Authors' Affiliations: ¹ Institut für Pathologie, Charité Universitätsmedizin, Berlin, Germany and ² Therapeutic Area Oncology, Altana Pharma AG, Konstanz, Germany

Requests for reprints: Wilko Weichert, Institut für Pathologie, Charité Universitätsmedizin, Schumannstraße 20/21, 10117 Berlin, Germany. Phone: 49-304-50536006; Fax: 49-304-50536922; E-mail: wilko.weichert{at}charite.de.

Purpose: Recently, several studies reported a strong functional link between histone deacetylases (HDAC) and the development of tumors of the large intestine.
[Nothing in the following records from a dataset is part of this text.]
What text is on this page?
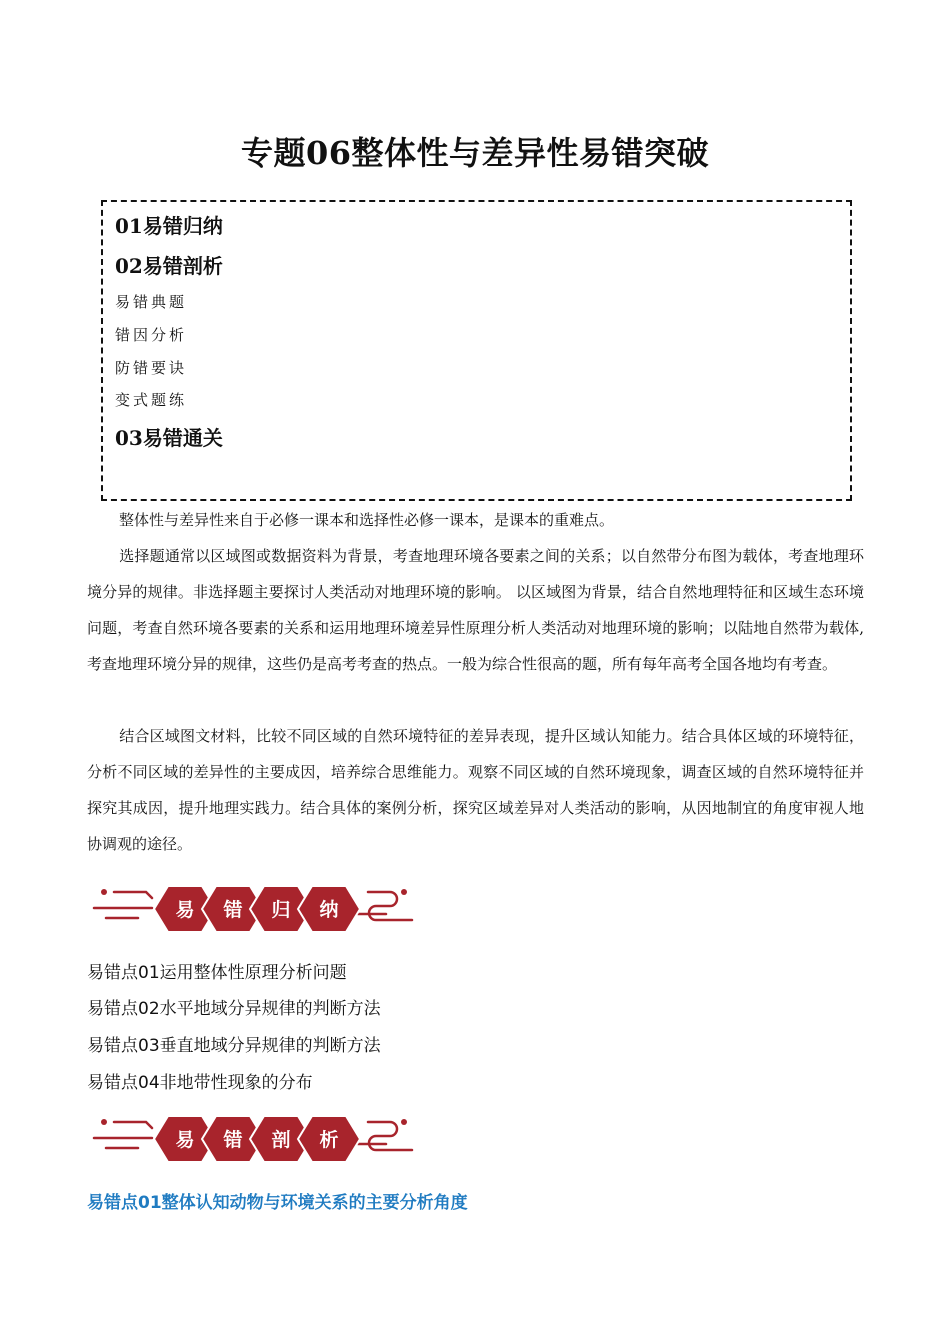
专题06整体性与差异性易错突破
01易错归纳
02易错剖析
易错典题
错因分析
防错要诀
变式题练
03易错通关
整体性与差异性来自于必修一课本和选择性必修一课本，是课本的重难点。
选择题通常以区域图或数据资料为背景，考查地理环境各要素之间的关系；以自然带分布图为载体，考查地理环境分异的规律。非选择题主要探讨人类活动对地理环境的影响。 以区域图为背景，结合自然地理特征和区域生态环境问题，考查自然环境各要素的关系和运用地理环境差异性原理分析人类活动对地理环境的影响；以陆地自然带为载体,考查地理环境分异的规律，这些仍是高考考查的热点。一般为综合性很高的题，所有每年高考全国各地均有考查。
结合区域图文材料，比较不同区域的自然环境特征的差异表现，提升区域认知能力。结合具体区域的环境特征，分析不同区域的差异性的主要成因，培养综合思维能力。观察不同区域的自然环境现象，调查区域的自然环境特征并探究其成因，提升地理实践力。结合具体的案例分析，探究区域差异对人类活动的影响，从因地制宜的角度审视人地协调观的途径。
易 错 归 纳
易错点01运用整体性原理分析问题
易错点02水平地域分异规律的判断方法
易错点03垂直地域分异规律的判断方法
易错点04非地带性现象的分布
易 错 剖 析
易错点01整体认知动物与环境关系的主要分析角度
However, despite the importance of these molecules, comparably little is known on expression patterns and functions of specific HDAC isoforms in colorectal cancer.
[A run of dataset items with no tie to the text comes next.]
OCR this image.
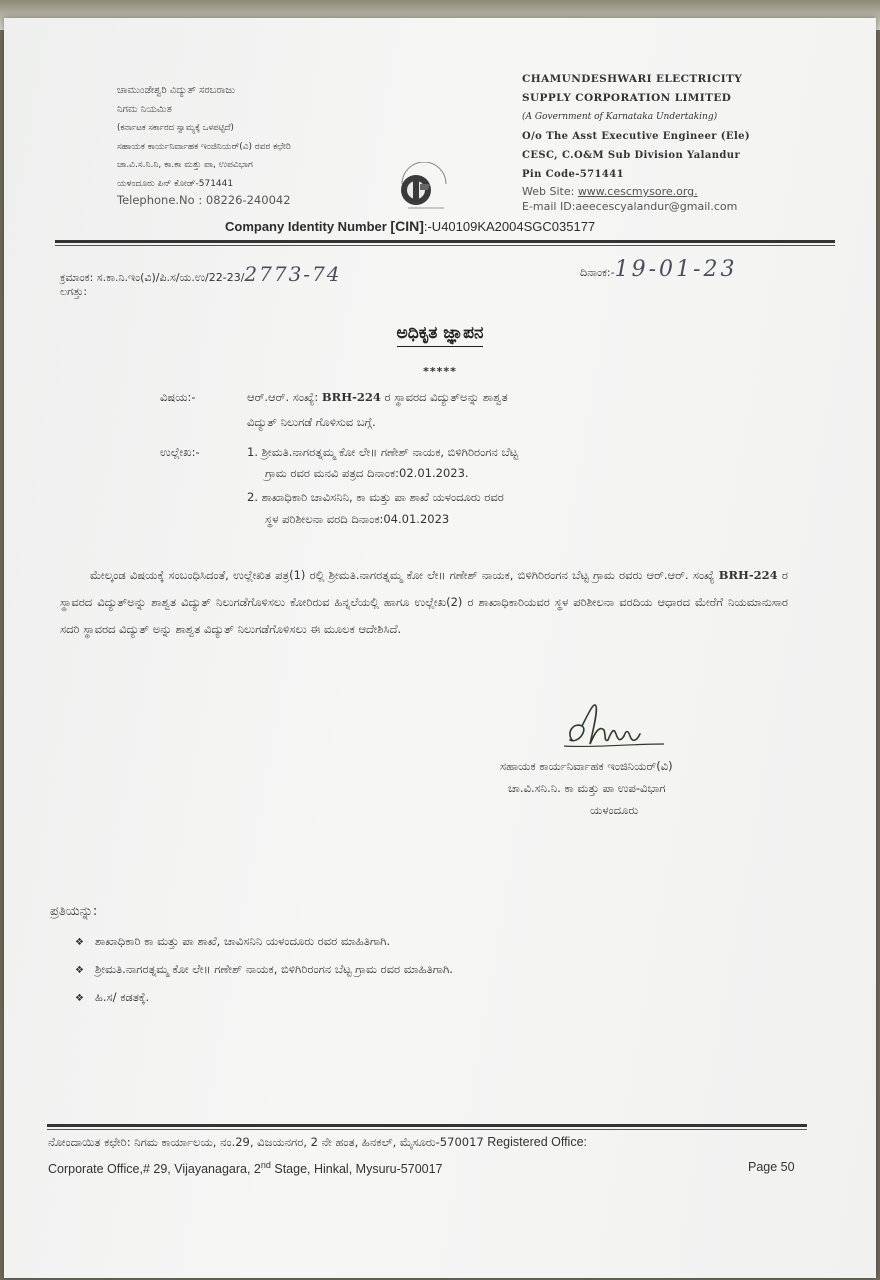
ಚಾಮುಂಡೇಶ್ವರಿ ವಿದ್ಯುತ್ ಸರಬರಾಜು
ನಿಗಮ ನಿಯಮಿತ
(ಕರ್ನಾಟಕ ಸರ್ಕಾರದ ಸ್ವಾಮ್ಯಕ್ಕೆ ಒಳಪಟ್ಟಿದೆ)
ಸಹಾಯಕ ಕಾರ್ಯನಿರ್ವಾಹಕ ಇಂಜಿನಿಯರ್(ವಿ) ರವರ ಕಛೇರಿ
ಚಾ.ವಿ.ಸ.ನಿ.ನಿ, ಕಾ.ಕಾ ಮತ್ತು ಪಾ, ಉಪವಿಭಾಗ
ಯಳಂದೂರು ಪಿನ್ ಕೋಡ್-571441
Telephone.No : 08226-240042
CHAMUNDESHWARI ELECTRICITY
SUPPLY CORPORATION LIMITED
(A Government of Karnataka Undertaking)
O/o The Asst Executive Engineer (Ele)
CESC, C.O&M Sub Division Yalandur
Pin Code-571441
Web Site: www.cescmysore.org.
E-mail ID:aeecescyalandur@gmail.com
Company Identity Number [CIN]:-U40109KA2004SGC035177
ಕ್ರಮಾಂಕ: ಸ.ಕಾ.ನಿ.ಇಂ(ವಿ)/ಪಿ.ಸ/ಯ.ಉ/22-23/2773-74
ಲಗತ್ತು:
ದಿನಾಂಕ:-19-01-23
ಅಧಿಕೃತ ಜ್ಞಾಪನ
*****
ವಿಷಯ:-	ಆರ್.ಆರ್. ಸಂಖ್ಯೆ: BRH-224 ರ ಸ್ಥಾವರದ ವಿದ್ಯುತ್‌ಅನ್ನು ಶಾಶ್ವತ
ವಿದ್ಯುತ್ ನಿಲುಗಡೆ ಗೊಳಿಸುವ ಬಗ್ಗೆ.
ಉಲ್ಲೇಖ:-	1. ಶ್ರೀಮತಿ.ನಾಗರತ್ನಮ್ಮ ಕೋ ಲೇ॥ ಗಣೇಶ್ ನಾಯಕ, ಬಿಳಿಗಿರಿರಂಗನ ಬೆಟ್ಟ
ಗ್ರಾಮ ರವರ ಮನವಿ ಪತ್ರದ ದಿನಾಂಕ:02.01.2023.
2. ಶಾಖಾಧಿಕಾರಿ ಚಾವಿಸನಿನಿ, ಕಾ ಮತ್ತು ಪಾ ಶಾಖೆ ಯಳಂದೂರು ರವರ
ಸ್ಥಳ ಪರಿಶೀಲನಾ ವರದಿ ದಿನಾಂಕ:04.01.2023
ಮೇಲ್ಕಂಡ ವಿಷಯಕ್ಕೆ ಸಂಬಂಧಿಸಿದಂತೆ, ಉಲ್ಲೇಖಿತ ಪತ್ರ(1) ರಲ್ಲಿ ಶ್ರೀಮತಿ.ನಾಗರತ್ನಮ್ಮ ಕೋ ಲೇ॥ ಗಣೇಶ್ ನಾಯಕ, ಬಿಳಿಗಿರಿರಂಗನ ಬೆಟ್ಟ ಗ್ರಾಮ ರವರು ಆರ್.ಆರ್. ಸಂಖ್ಯೆ BRH-224 ರ ಸ್ಥಾವರದ ವಿದ್ಯುತ್‌ಅನ್ನು ಶಾಶ್ವತ ವಿದ್ಯುತ್ ನಿಲುಗಡೆಗೊಳಿಸಲು ಕೋರಿರುವ ಹಿನ್ನಲೆಯಲ್ಲಿ ಹಾಗೂ ಉಲ್ಲೇಖ(2) ರ ಶಾಖಾಧಿಕಾರಿಯವರ ಸ್ಥಳ ಪರಿಶೀಲನಾ ವರದಿಯ ಆಧಾರದ ಮೇರೆಗೆ ನಿಯಮಾನುಸಾರ ಸದರಿ ಸ್ಥಾವರದ ವಿದ್ಯುತ್ ಅನ್ನು ಶಾಶ್ವತ ವಿದ್ಯುತ್ ನಿಲುಗಡೆಗೊಳಿಸಲು ಈ ಮೂಲಕ ಆದೇಶಿಸಿದೆ.
ಸಹಾಯಕ ಕಾರ್ಯನಿರ್ವಾಹಕ ಇಂಜಿನಿಯರ್(ವಿ)
ಚಾ.ವಿ.ಸನಿ.ನಿ. ಕಾ ಮತ್ತು ಪಾ ಉಪ-ವಿಭಾಗ
ಯಳಂದೂರು
ಪ್ರತಿಯನ್ನು:
❖ ಶಾಖಾಧಿಕಾರಿ ಕಾ ಮತ್ತು ಪಾ ಶಾಖೆ, ಚಾವಿಸನಿನಿ ಯಳಂದೂರು ರವರ ಮಾಹಿತಿಗಾಗಿ.
❖ ಶ್ರೀಮತಿ.ನಾಗರತ್ನಮ್ಮ ಕೋ ಲೇ॥ ಗಣೇಶ್ ನಾಯಕ, ಬಿಳಿಗಿರಿರಂಗನ ಬೆಟ್ಟ ಗ್ರಾಮ ರವರ ಮಾಹಿತಿಗಾಗಿ.
❖ ಹಿ.ಸ/ ಕಡತಕ್ಕೆ.
ನೋಂದಾಯಿತ ಕಛೇರಿ: ನಿಗಮ ಕಾರ್ಯಾಲಯ, ನಂ.29, ವಿಜಯನಗರ, 2 ನೇ ಹಂತ, ಹಿನಕಲ್, ಮೈಸೂರು-570017 Registered Office:
Corporate Office,# 29, Vijayanagara, 2nd Stage, Hinkal, Mysuru-570017	Page 50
Experimental Design: We characterized class I HDAC isoform expression patterns in a cohort of 140 colorectal carcinomas by immunohistochemistry. In addition, effects of HDAC inhibition by valproic acid and suberoylanilide hydroxamic acid, and specific HDAC isoform knockdown by short interfering RNA, were investigated in a cell culture model.

Results: We found class I HDACs highly expressed in a subset of colorectal carcinomas with positivity for HDAC1 in 36.4%, HDAC2 in 57.9%, and HDAC3 in 72.9% of cases. Expression was significantly enhanced in strongly proliferating (P = 0.002), dedifferentiated (P = 0.022) tumors. High HDAC expression levels implicated significantly reduced patient survival (P = 0.001), with HDAC2 expression being an independent survival prognosticator (hazard ratio, 2.6; P = 0.03). Short interfering RNA–based inhibition of HDAC1 and HDAC2 but not HDAC3 suppressed growth of colon cancer cells in vitro, although to a lesser extent than chemical HDAC inhibitors did.

Conclusions: The strong prognostic impact of HDAC isoforms in colorectal cancer, the interactions of HDACs with tumor cell proliferation and differentiation in vivo, and our finding that HDACs are differentially expressed in colorectal tumors suggest that the evaluation of HDAC expression in clinical trials for HDAC inhibitors might help to identify a patient subgroup who will exceptionally profit from such a treatment.